NixIPFS / notes

ideas and planning on how to use IPFS together with Nix/OS
17 stars 1 forks source link

More performant alternative to achieve distributed binary caches #2

Open rht opened 7 years ago

rht commented 7 years ago

To achieve the same end of distributing the NixOS binary caches (making this a self-contained task to tackle, decoupled from the task of deduplicating the content in NAR files for reduced transport bandwidth), for now, I'm suggesting the possibility of using instead a good ol' battle-tested infrastructure that we all already know: torrent + Mainline DHT or a secured server that lists the torrent files.

I don't think I have to justify this choice by making a list of content/datasets already being distributed with torrent, but for completeness sake:

300 TB of data still in a http/ftp server:

Until the perf shortcomings of ipfs are fixed (independently tracked in https://github.com/rht/sfpi-benchmark (doesn't matter if it is not endorsed by a specific party), and who knows how/when ipld, filestore, cluster are going to be integrated), I think it'd be more prudent to use torrent to engineer production-grade (vs proof-of-concept) CDN infrastructure (can be quantified by a reduction on the operational cost, or an increase in scalability on the nixops side), but test several emerging distributed p2p content distribution / computational systems for research.

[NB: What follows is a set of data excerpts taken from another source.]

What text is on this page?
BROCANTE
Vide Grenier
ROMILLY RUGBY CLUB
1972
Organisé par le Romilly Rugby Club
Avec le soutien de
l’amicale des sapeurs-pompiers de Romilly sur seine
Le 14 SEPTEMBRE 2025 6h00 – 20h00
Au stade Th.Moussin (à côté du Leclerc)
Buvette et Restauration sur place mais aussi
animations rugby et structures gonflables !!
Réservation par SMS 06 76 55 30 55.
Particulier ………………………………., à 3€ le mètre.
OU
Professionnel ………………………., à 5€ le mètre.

I hope I am not (unintentionally) criticising a specific closed-group-for-profit party for one more time. I have fact-checked the rules of our host, i.e. github, in http://todogroup.org/opencodeofconduct/ to be sufficiently liberal and understanding (whether the web should be decentralized is beside the point), in particular, the line

Our open source community prioritizes marginalized people’s safety over privileged people’s comfort

(marginalized people might refer to scholars/researchers without a strong foothold)

mguentner commented 7 years ago

@rht, thanks for starting this thread. I fully agree with you, no worries :smiley: IPFS has a lot of shortcomings and my goal was to test it against real data to see whether "it's already there". It works, but I ran into a lot of issues ranging from slow transfer speeds and unsolved routing issues to weird rules on how you have to add content. You documented most of it in the sfpi-benchmark repo, thanks for that :+1: . I just hope that the project gets everything sorted out before there is too much technical debt...

I actually wanted to sum it up within the next days or so to be transparent on what IPFS can currently deliver and also suggest torrent as an alternative for the NAR distribution while monitoring the IPFS development.

The scripts that build the current IPFS repository are very modular, have a look: https://github.com/NixIPFS/nixipfs-scripts/blob/master/nixipfs/release_nixos#L66 Instead of this line you can insert a method (-> libtorrent) that creates a torrent. From there the torrent needs to be added to a torrent application and the other nodes (some goes for torrent: I think we need a few permanent seeders that form the core infrastructure) need to be notified. :arrow_right: see https://github.com/NixIPFS/infrastructure/issues/2

However, IPFS might be on of the few solutions that can achieve the goals pointed out in #1 - each build input will result in a single torrent (so a lot of torrents!) - it's not easy to use torrent as a per-file / per-directory caching layer like IPFS is promising to do. Also it might be acceptable to run IPFS on build nodes used for CI in contrast to your everyday notebook.